There is no timeline set out and the pace of the proceedings will be determined very much by the approach taken by the IRFU and their insurers.

“Once the proceedings issue then they just have to take their course,” added McClafferty. “The timeline will be decided very much by the IRFU, the way in which they approach the cases. We can go the long route or go the other route. It is up to the IRFU.”

Emails were originally sent to the Irish players in the summer of 2020 outlining how a new law firm, Ryland Legal Limited, put together by solicitor and director Richard Boardman, were setting up in London and in the process of putting together a large legal action to seek damages from various governing bodies.

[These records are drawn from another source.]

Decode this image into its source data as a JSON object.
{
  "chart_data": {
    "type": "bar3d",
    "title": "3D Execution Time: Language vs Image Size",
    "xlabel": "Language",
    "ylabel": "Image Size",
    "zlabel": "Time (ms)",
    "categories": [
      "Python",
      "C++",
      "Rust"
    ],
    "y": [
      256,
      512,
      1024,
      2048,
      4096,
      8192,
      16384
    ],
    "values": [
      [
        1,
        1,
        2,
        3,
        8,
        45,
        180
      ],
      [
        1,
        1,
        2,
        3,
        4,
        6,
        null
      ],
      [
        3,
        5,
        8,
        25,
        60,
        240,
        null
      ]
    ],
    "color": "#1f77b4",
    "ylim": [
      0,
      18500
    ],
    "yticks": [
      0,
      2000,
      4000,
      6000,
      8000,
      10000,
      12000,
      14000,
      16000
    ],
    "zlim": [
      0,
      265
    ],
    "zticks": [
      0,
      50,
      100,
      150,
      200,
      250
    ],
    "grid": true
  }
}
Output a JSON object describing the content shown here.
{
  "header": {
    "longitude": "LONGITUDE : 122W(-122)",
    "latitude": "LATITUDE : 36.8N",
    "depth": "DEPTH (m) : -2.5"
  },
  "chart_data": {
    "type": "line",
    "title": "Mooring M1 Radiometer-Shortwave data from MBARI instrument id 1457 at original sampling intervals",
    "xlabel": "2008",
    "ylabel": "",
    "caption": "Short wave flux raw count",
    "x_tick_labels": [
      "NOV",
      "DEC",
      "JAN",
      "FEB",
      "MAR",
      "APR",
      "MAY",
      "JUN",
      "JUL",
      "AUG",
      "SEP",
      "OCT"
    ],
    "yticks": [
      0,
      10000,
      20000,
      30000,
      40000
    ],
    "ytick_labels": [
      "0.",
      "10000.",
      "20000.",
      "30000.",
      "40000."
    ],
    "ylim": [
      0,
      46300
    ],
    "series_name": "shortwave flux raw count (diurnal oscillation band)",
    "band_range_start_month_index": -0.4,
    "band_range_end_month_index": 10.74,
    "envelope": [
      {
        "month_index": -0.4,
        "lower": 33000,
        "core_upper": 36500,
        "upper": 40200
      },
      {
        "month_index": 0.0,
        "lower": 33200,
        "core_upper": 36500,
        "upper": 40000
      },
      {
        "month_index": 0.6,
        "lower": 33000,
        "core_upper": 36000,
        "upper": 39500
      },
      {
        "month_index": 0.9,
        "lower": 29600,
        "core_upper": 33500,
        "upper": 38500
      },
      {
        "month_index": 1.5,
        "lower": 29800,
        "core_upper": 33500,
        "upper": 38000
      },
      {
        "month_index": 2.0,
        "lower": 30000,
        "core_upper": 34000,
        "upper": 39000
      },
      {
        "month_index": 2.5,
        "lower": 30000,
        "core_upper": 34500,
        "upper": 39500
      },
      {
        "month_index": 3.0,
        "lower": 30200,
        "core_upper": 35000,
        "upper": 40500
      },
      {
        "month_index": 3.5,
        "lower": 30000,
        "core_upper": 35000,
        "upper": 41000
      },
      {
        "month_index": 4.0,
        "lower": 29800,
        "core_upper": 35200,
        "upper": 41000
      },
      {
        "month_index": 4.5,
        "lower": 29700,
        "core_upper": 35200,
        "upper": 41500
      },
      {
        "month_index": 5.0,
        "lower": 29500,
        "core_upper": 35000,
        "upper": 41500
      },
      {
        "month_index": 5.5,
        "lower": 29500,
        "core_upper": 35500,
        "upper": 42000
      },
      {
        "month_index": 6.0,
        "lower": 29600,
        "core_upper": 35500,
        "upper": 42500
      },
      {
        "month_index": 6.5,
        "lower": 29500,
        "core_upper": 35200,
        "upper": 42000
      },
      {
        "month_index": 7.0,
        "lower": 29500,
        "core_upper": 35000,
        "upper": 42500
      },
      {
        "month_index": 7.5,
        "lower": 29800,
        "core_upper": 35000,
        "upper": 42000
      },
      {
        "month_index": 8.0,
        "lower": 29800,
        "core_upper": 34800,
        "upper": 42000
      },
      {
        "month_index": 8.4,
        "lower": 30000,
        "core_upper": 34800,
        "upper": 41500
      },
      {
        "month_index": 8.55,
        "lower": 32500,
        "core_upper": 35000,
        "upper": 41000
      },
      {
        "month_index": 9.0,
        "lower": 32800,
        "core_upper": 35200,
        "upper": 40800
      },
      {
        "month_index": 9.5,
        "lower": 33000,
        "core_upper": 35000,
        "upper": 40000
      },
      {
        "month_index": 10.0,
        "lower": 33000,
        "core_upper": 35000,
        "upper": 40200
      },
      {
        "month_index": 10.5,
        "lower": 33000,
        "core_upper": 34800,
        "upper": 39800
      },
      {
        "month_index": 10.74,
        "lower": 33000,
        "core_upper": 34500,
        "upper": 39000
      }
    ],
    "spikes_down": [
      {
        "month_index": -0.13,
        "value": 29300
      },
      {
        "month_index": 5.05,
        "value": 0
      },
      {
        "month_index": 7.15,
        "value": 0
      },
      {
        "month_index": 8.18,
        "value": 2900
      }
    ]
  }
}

It is not the first time the IRFU have had to face an issue of this nature. The parents of Benjamin Robinson, the 14-year-old Carrickfergus Grammar School rugby player who died as a result of head injuries sustained in a rugby match in January 2011, issued legal proceedings in a Belfast High Court against several rugby institutions and two individuals.

The IRFU, Ulster Rugby, World Rugby, Carrickfergus Grammar School, the coach of the school team, Neal Kennedy, and the referee, David Brown, who officiated at the match were all named. The case was settled out of court with the family receiving an undisclosed sum.

In 2014 Lucas Neville, an Irish schoolboy, who suffered a serious head injury during a schools rugby match secured €2.75 million damages, plus costs, under a settlement approved by the High Court.

In the Rylands case, the claimants, who include former Wales captain Ryan Jones, England’s 2003 World Cup-winning hooker Steve Thompson, Wales flanker Ryan Jones and former All Blacks prop Carl Hayman, argue that the sport’s governing bodies were negligent in that they failed to take reasonable action to protect players from permanent injury caused by repetitive concussive and sub-concussive blows.

“I feel like my world is falling apart,” Jones said. “I am really scared because I’ve got three children and three stepchildren and I want to be a fantastic dad. I lived 15 years of my life like a superhero and I’m not. I don’t know what the future holds.

“I am a product of an environment that is all about process and human performance. I’m not able to perform like I could, and I just want to lead a happy, healthy, normal life. I feel that’s been taken away and there’s nothing I can do. I can’t train harder, I can’t play the referee, I don’t know what the rules of the game are any more.”

A pre-action letter of claim was issued to the same governing bodies on behalf of a group of nine players in December 2020. The parties have been unable to agree on a settlement since then, so the matter now appears likely to end up in court. The issuing of proceedings will mean the court takes over the management of the cases, putting the matter on a formal pathway to trial.